If Wolf's Hole sometimes feels a little, well, cryptic, that may be in part because we're not attuned to the cultural idiom of a 1980s Czech filmmaker like Vera Chytilová. But it may also be because she's being intentionally crypic, slyly making her film a portrait of life under an authoritarian regime by doing just enough to trick the censors. It's ostensibly a horror movie about teenagers on a ski trip who find themselves at odds with the adults supervising them.

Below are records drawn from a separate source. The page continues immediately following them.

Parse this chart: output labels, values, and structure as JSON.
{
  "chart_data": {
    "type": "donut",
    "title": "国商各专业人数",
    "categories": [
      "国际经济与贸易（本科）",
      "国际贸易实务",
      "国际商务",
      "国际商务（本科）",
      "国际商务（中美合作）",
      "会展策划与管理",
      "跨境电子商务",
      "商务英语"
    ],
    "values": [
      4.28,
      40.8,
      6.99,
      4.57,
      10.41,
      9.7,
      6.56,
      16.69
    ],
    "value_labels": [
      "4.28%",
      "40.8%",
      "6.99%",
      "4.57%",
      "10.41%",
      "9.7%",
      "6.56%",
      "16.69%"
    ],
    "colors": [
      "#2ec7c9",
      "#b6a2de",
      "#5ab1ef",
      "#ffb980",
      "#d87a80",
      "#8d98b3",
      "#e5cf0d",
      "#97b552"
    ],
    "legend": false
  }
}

The adults are an older man who wants them to call him "Daddy" (Miroslav Macháček) and his younger assistants, Dingo (Tomás Palatý), and Babeta (Stepánka Cervenková). They quickly reveal themselves as truly eccentric people -- if "people" is what they are. To reveal any more is to deprive the new viewer of a nice "Say what?" moment. There's not a lot of skiing done on this trip. Instead, the teens are subjected to a good number of indignities, culminating in Daddy's order that they must pick one from their group to die. It's an itchy kind of movie without a lot of horror movie shocks but instead a fine way of keeping everyone, both the characters and the audience, off balance.